The UX spectrum: mindsets, not skill sets

Updated UX Spectrum from 2019

About a year ago [this was written in 2019], I created a UX Spectrum diagram (below). The purpose was to illustrate the different skill sets in UX as simply as possible. For years, I’d used the question ‘Where do you sit on the UX’ spectrum in interviews. It was something I most, surprisingly, understood. So I turned it into a PowerPoint slide. I posted to LinkedIn, and now it turns up everywhere.

Original UX spectrum 2018

So now it’s getting an update (see top image). Why? Well, I think I got something wrong. The diagram wasn’t really about skillsets. I was sent other diagrams that do a much better job (see ‘Going Beyond one Axis’ below), and I realised that’s not what I was trying to do. Instead, I realised it should be more about mindsets.

I discovered that skills are temporary and shift with time. Mindsets are more consistent and part of a person. For example, I almost employed a very talented product designer. They had never designed a website or a mobile app, yet their process and approach produced excellent outcomes. I know that they could create great solutions for any problem thrown at them. There was a robust user-focused approach from shop design to electronic instrument design. It was their mindset, independent of job titles or skill set, that I was looking to get on the team.

So being a good manager, having excellent typography skills, or even being able to facilitate user testing is external to the Spectrum. Instead, you'll gravitate to things UI if you have a ‘UI’ mindset. You’ll be more at home with typography, motion design, grid layouts etc. Skills give a clue where someone fits. But the mindset, in my view, sets which skills someone is likely to have and will readily embrace.

Where do you sit?

Anyone who has been doing UX for a while will naturally gravitate towards certain parts of the spectrum, regardless of job titles (see later for other names for UX). As our role changes, we may shift around, but, if we consider ourselves part of UX, we tend to have a centre of gravity somewhere along this line.

Team size will affect how broad you are expected to be. Small teams require ‘unicorns’, or team members who can cover research and design. Large squads allow for specialism and to focus on one area.

As our team or company grows, we naturally specialise and spend more time doing no UX company-related tasks, like wrangling budgets and employing people.
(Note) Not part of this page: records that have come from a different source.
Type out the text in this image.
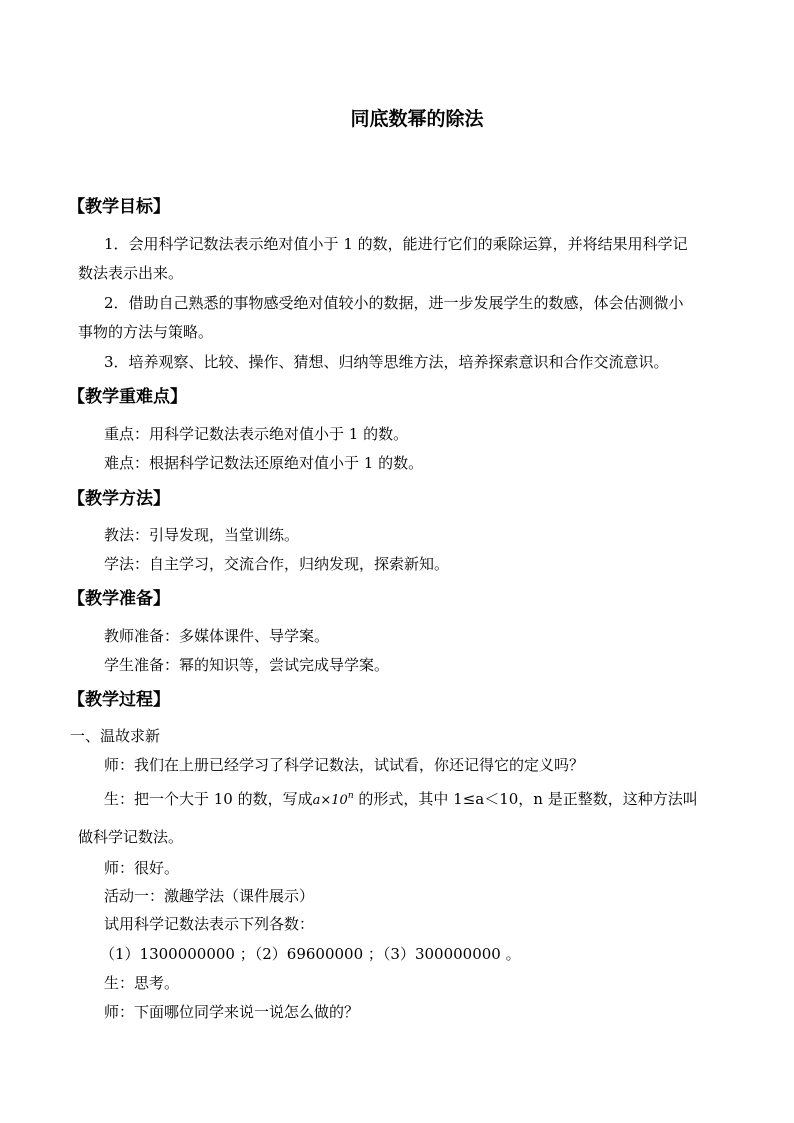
同底数幂的除法
【教学目标】
1．会用科学记数法表示绝对值小于 1 的数，能进行它们的乘除运算，并将结果用科学记
数法表示出来。
2．借助自己熟悉的事物感受绝对值较小的数据，进一步发展学生的数感，体会估测微小
事物的方法与策略。
3．培养观察、比较、操作、猜想、归纳等思维方法，培养探索意识和合作交流意识。
【教学重难点】
重点：用科学记数法表示绝对值小于 1 的数。
难点：根据科学记数法还原绝对值小于 1 的数。
【教学方法】
教法：引导发现，当堂训练。
学法：自主学习，交流合作，归纳发现，探索新知。
【教学准备】
教师准备：多媒体课件、导学案。
学生准备：幂的知识等，尝试完成导学案。
【教学过程】
一、温故求新
师：我们在上册已经学习了科学记数法，试试看，你还记得它的定义吗？
生：把一个大于 10 的数，写成$a\times 10^n$ 的形式，其中 1≤a＜10，n 是正整数，这种方法叫
做科学记数法。
师：很好。
活动一：激趣学法（课件展示）
试用科学记数法表示下列各数：
（1）1300000000 ；（2）69600000 ；（3）300000000 。
生：思考。
师：下面哪位同学来说一说怎么做的？
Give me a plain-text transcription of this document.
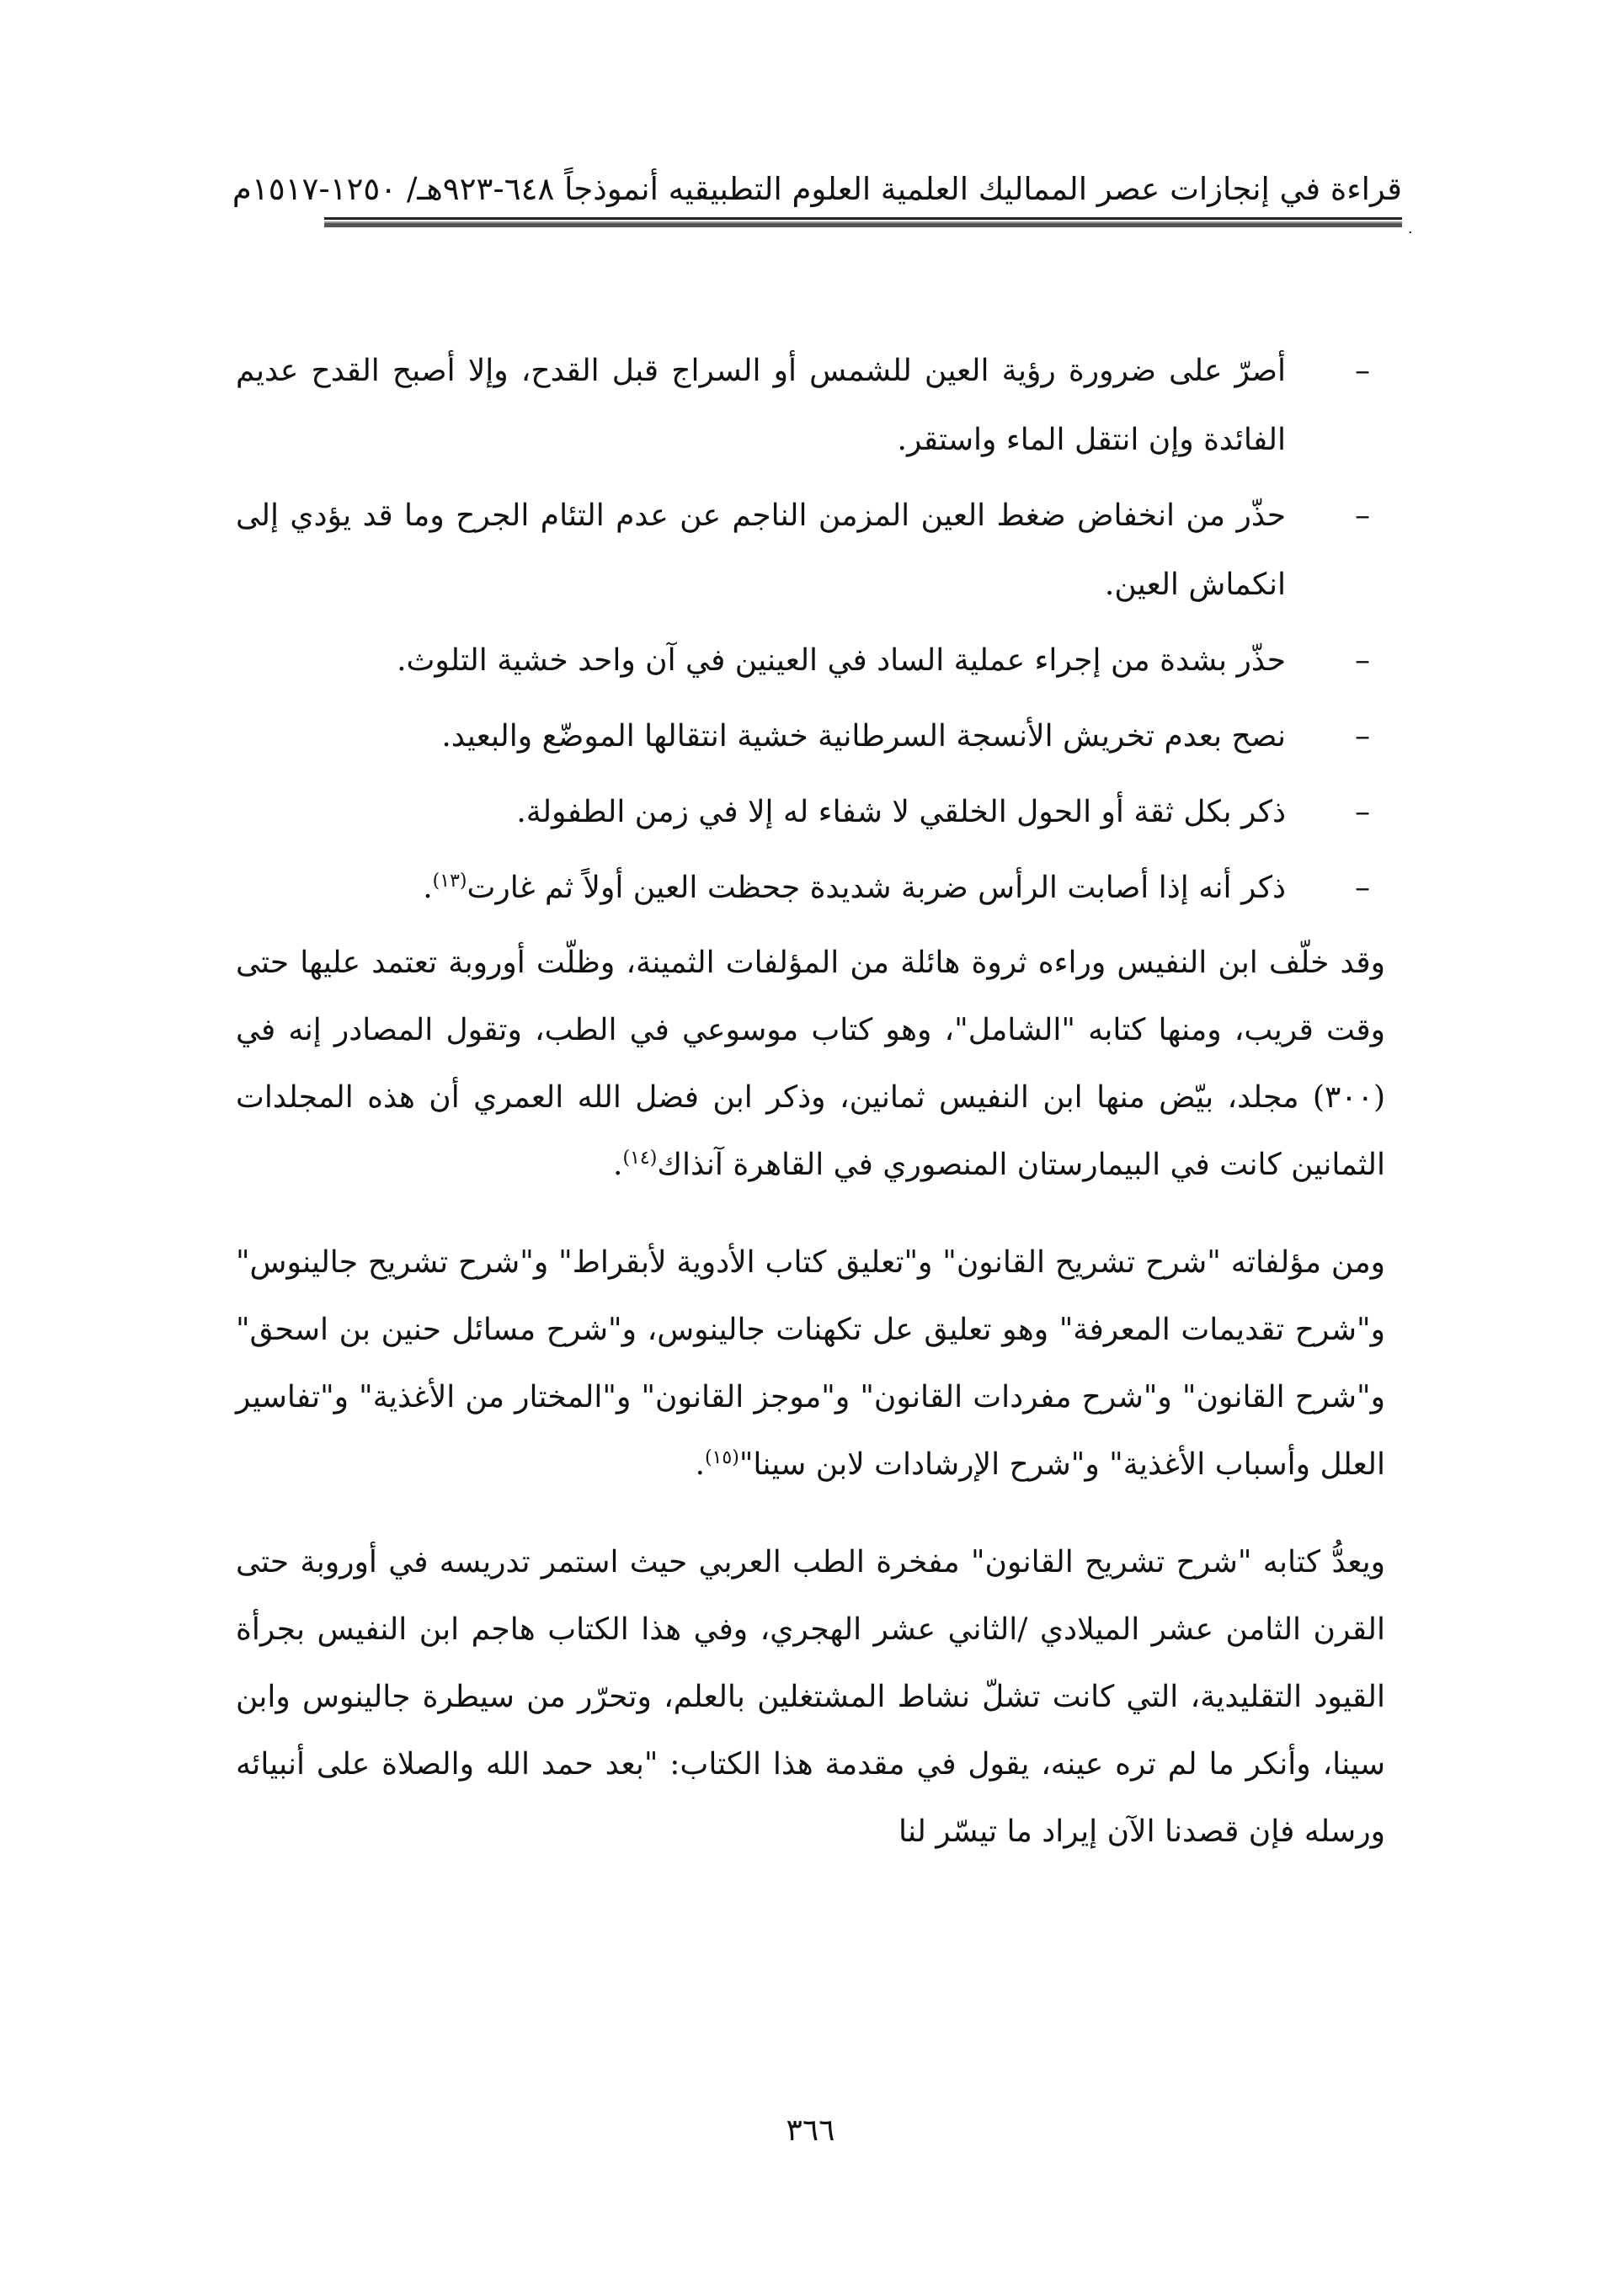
قراءة في إنجازات عصر المماليك العلمية العلوم التطبيقيه أنموذجاً ٦٤٨-٩٢٣هـ/ ١٢٥٠-١٥١٧م
·
–
أصرّ على ضرورة رؤية العين للشمس أو السراج قبل القدح، وإلا أصبح القدح عديم الفائدة وإن انتقل الماء واستقر.
–
حذّر من انخفاض ضغط العين المزمن الناجم عن عدم التئام الجرح وما قد يؤدي إلى انكماش العين.
–
حذّر بشدة من إجراء عملية الساد في العينين في آن واحد خشية التلوث.
–
نصح بعدم تخريش الأنسجة السرطانية خشية انتقالها الموضّع والبعيد.
–
ذكر بكل ثقة أو الحول الخلقي لا شفاء له إلا في زمن الطفولة.
–
ذكر أنه إذا أصابت الرأس ضربة شديدة جحظت العين أولاً ثم غارت$^{(١٣)}$.

وقد خلّف ابن النفيس وراءه ثروة هائلة من المؤلفات الثمينة، وظلّت أوروبة تعتمد عليها حتى وقت قريب، ومنها كتابه "الشامل"، وهو كتاب موسوعي في الطب، وتقول المصادر إنه في (٣٠٠) مجلد، بيّض منها ابن النفيس ثمانين، وذكر ابن فضل الله العمري أن هذه المجلدات الثمانين كانت في البيمارستان المنصوري في القاهرة آنذاك$^{(١٤)}$.

ومن مؤلفاته "شرح تشريح القانون" و"تعليق كتاب الأدوية لأبقراط" و"شرح تشريح جالينوس" و"شرح تقديمات المعرفة" وهو تعليق عل تكهنات جالينوس، و"شرح مسائل حنين بن اسحق" و"شرح القانون" و"شرح مفردات القانون" و"موجز القانون" و"المختار من الأغذية" و"تفاسير العلل وأسباب الأغذية" و"شرح الإرشادات لابن سينا"$^{(١٥)}$.

ويعدُّ كتابه "شرح تشريح القانون" مفخرة الطب العربي حيث استمر تدريسه في أوروبة حتى القرن الثامن عشر الميلادي /الثاني عشر الهجري، وفي هذا الكتاب هاجم ابن النفيس بجرأة القيود التقليدية، التي كانت تشلّ نشاط المشتغلين بالعلم، وتحرّر من سيطرة جالينوس وابن سينا، وأنكر ما لم تره عينه، يقول في مقدمة هذا الكتاب: "بعد حمد الله والصلاة على أنبيائه ورسله فإن قصدنا الآن إيراد ما تيسّر لنا

٣٦٦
But that’s something different.

Here is a rough guide to how I label each of the three points on the spectrum.

Research

Research is about the need to understand. It is about being an ethnographer. It’s about the love of exploration and ensuring an understanding of the users and customers. It is about driving the outcome through knowledge and wanting to be evidence-based. So if you get a kick out of those ‘aha’ moments when you uncover previously unknown user behaviour, you may have a researcher Mindset. Research is about understanding.

UX

User Experience is about the need to make an order from chaos. It is about being an architect. It can often be about tackling a project's ‘messy middle’. It is architecting for the design world, where a spreadsheet is equally valid as a prototyping tool. It’s about being a hub for ideas and synthesising those into journeys, flows, structures and blueprints for something great. User Experience is about shaping concepts.

UI

UI is about the craft of creating the interface. It is about graphic and interaction design. It is about the form, the nuance, the animation and the small details. It is about balancing personal taste and the needs of the users/stakeholders. If you are compelled to pick up a notebook and start to sketch the interface, then you have a UI mindset. UI is about presenting and delivering.

UX as part of UX.

Please stick with me here, but the UX mindset is a central part of UX. In my previous diagram, I called this Core UX. There is no argument that UI and research are not integral to UX (as are other skill sets). But the central UX mindset is both discrete and overlapping with its two siblings. It’s hard to teach, but you can be part of UX without having that core UX mindset.

What about (insert job title here)

Last time I posted the diagram (the version with different skills marked out), there was some debate about where other things lived. For example, Interaction Design was suggested to be somewhere in the middle, so is interchangeable with the concept of core UX. For older UXers, interaction design is equatable to UI, so I’ve removed the titles for argument. The same is true for UX Strategists, Content Strategists, Service Designers, Product Designers and other titles in the UX world. Often what we do is the same; it’s just different titles can be helpful in various organisations.

Going beyond one axis

The last diagram produced some excellent feedback. Some saw it as not detailed enough, although that was intentional. Jason Mesut on Linkedin pointed me to his work and has gone on to do his version of the UX spectrum.

So, for balance, here are a few examples of alternatives people have used chronologically. There may be others, and I welcome feedback. You can see there is a need to try to represent people’s skill sets fully. I find these diagrams tend to result in a shape that is hard to read quickly yet can be useful for seeing gaps inabilities. The multiple versions of these radial diagrams also show the different views of what constitutes UX. I think UX shifts with time, so these segments are far from fixed.

UX Sundial: Elizabeth Bacon

http://elizabethbacon.com/the-ux-sundial-model-iterated-now-including-a-0/

UX Sundial: UX Mastery

https://uxmastery.com/ux-skills-stack/

User Focus: The 8 Competencies of User Experience

https://www.userfocus.co.uk/articles/8-competencies-of-user-experience.html

The shape of UX Designer: Jason Mesut

https://medium.com/amplify-design/shapes-of-ux-designer-ad047bddac7f

The UX Spectrum: Jason Mesut

Jason Mesut worked with Vitimum T on a parallel UX spectrum and may have predated my use of the term UX spectrum.
https://medium.com/shapingdesign/the-ux-spectrum-cb29f048faf9

In Summary

Skills are essential but shift and are temporary. Mindsets are more deep-rooted and give a person an aptitude for particular skills. A mindset can be carried across careers, skills less so. I’ve provided the most straightforward view I can of the areas of UX so people can communicate better about the breadth of UX. Did I get it right?